Während des Kalten Kriegs waren Minenwerfer eine gefragte Waffe. Zwischen 1956 und 1980 bestellte die Schweizer Armee zig 8,1-Zentimeter-Minenwerfer. Danach wurde das hochexplosive Material nach und nach ausgemustert. Die Ruag bekam den Auftrag, die Granaten zu delaborieren: So heisst in der Fachsprache der Prozess, wenn scharfe Munition in ihre Einzelteile zerlegt wird. 

Der Vorfall vom April 2022 beschäftigt die Bundesanwaltschaft (BA). «Die BA führt eine Strafuntersuchung gegen unbekannt durch wegen Gefährdung durch Sprengstoffe und giftige Gase ohne verbrecherische Absicht und schwerer fahrlässiger Körperverletzung», teilt die BA mit. «Da die betreffende Strafuntersuchung noch hängig ist, können wir zurzeit keine weiteren Angaben machen.»

Die Ruag-Mitarbeiter sind wieder im Dienst

Die Ruag teilt mit: «Die beiden Mitarbeitenden sind genesen und arbeiten nach wie vor in ihren angestammten Funktionen. Es wurde kein Schmerzensgeld ausgerichtet.» Sowohl die Personalabteilung als auch ein externes Careteam haben die betroffenen Familien intensiv betreut.

Nach dem Unfall habe die Ruag die Prozesse überprüft. «Der Arbeitsschutz entsprach den gültigen Arbeitsanweisungen und den Prozessabläufen», betont sie. Der Konzern sei «zu jedem Zeitpunkt den Pflichten als Arbeitgeber nachgekommen». Den verletzten Mitarbeitern sei kein Vorwurf zu machen: «Sowohl die Anweisungen als auch die Prozesse und die Sicherheitsvorschriften wurden eingehalten.»

«Gewisses Restrisiko»

Doch wie konnte es dann überhaupt dazu kommen, dass die Granate in die Luft ging? «Seit 1995 wurden über eine Million solcher Minenwerfergeschosse delaboriert. Der Umgang mit Munition und Explosivstoffen ist aber immer mit einem gewissen Restrisiko behaftet; eine hundertprozentige Sicherheit gibt es leider nicht», teilt die Ruag mit. 

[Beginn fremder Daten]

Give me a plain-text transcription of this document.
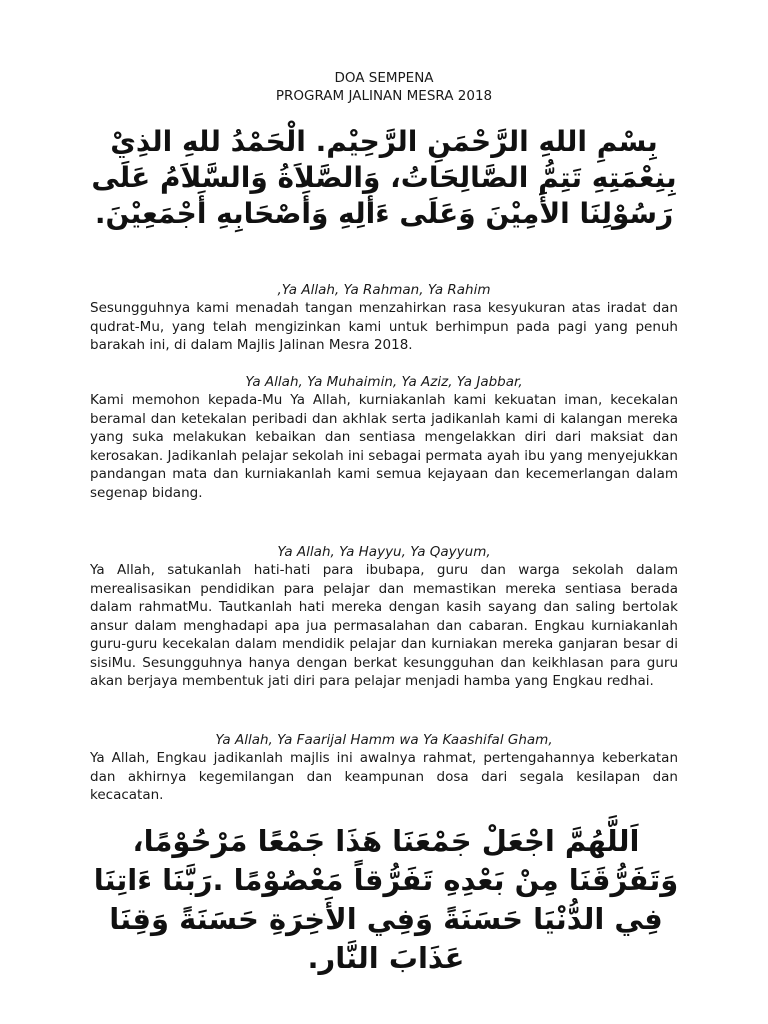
DOA SEMPENA
PROGRAM JALINAN MESRA 2018
بِسْمِ اللهِ الرَّحْمَنِ الرَّحِيْم. الْحَمْدُ للهِ الذِيْ بِنِعْمَتِهِ تَتِمُّ الصَّالِحَاتُ، وَالصَّلاَةُ وَالسَّلاَمُ عَلَى رَسُوْلِنَا الأَمِيْنَ وَعَلَى ءَألِهِ وَأَصْحَابِهِ أَجْمَعِيْنَ.
,Ya Allah, Ya Rahman, Ya Rahim

Sesungguhnya kami menadah tangan menzahirkan rasa kesyukuran atas iradat dan qudrat-Mu, yang telah mengizinkan kami untuk berhimpun pada pagi yang penuh barakah ini, di dalam Majlis Jalinan Mesra 2018.

Ya Allah, Ya Muhaimin, Ya Aziz, Ya Jabbar,

Kami memohon kepada-Mu Ya Allah, kurniakanlah kami kekuatan iman, kecekalan beramal dan ketekalan peribadi dan akhlak serta jadikanlah kami di kalangan mereka yang suka melakukan kebaikan dan sentiasa mengelakkan diri dari maksiat dan kerosakan. Jadikanlah pelajar sekolah ini sebagai permata ayah ibu yang menyejukkan pandangan mata dan kurniakanlah kami semua kejayaan dan kecemerlangan dalam segenap bidang.

Ya Allah, Ya Hayyu, Ya Qayyum,

Ya Allah, satukanlah hati-hati para ibubapa, guru dan warga sekolah dalam merealisasikan pendidikan para pelajar dan memastikan mereka sentiasa berada dalam rahmatMu. Tautkanlah hati mereka dengan kasih sayang dan saling bertolak ansur dalam menghadapi apa jua permasalahan dan cabaran. Engkau kurniakanlah guru-guru kecekalan dalam mendidik pelajar dan kurniakan mereka ganjaran besar di sisiMu. Sesungguhnya hanya dengan berkat kesungguhan dan keikhlasan para guru akan berjaya membentuk jati diri para pelajar menjadi hamba yang Engkau redhai.

Ya Allah, Ya Faarijal Hamm wa Ya Kaashifal Gham,

Ya Allah, Engkau jadikanlah majlis ini awalnya rahmat, pertengahannya keberkatan dan akhirnya kegemilangan dan keampunan dosa dari segala kesilapan dan kecacatan.

اَللَّهُمَّ اجْعَلْ جَمْعَنَا هَذَا جَمْعًا مَرْحُوْمًا، وَتَفَرُّقَنَا مِنْ بَعْدِهِ تَفَرُّقاً مَعْصُوْمًا .رَبَّنَا ءَاتِنَا فِي الدُّنْيَا حَسَنَةً وَفِي الأَخِرَةِ حَسَنَةً وَقِنَا عَذَابَ النَّار.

Unklar ist, warum der Betriebsleiter in Schattdorf gekündigt hat. Die Ruag lässt verlauten: «Wir können bestätigen, dass der Standortleiter ordentlich aus dem Unternehmen ausscheiden wird. Dies steht in keinem Zusammenhang mit dem Ereignis.»

Klar ist: Die Ruag kommt nicht zur Ruhe. Der neue Verwaltungsratspräsident erbt einen Konzern mit vielen Baustellen. Zu den Favoriten für die Nachfolge zählen der ehemalige Ruag-CEO Peter Bodmer (60) und der Rüstungsmanager Theo Staub (64). Das VBS teilt mit: «Der Bundesrat wird die Nachfolge von Nicolas Perrin zu gegebener Zeit beschliessen und kommunizieren.»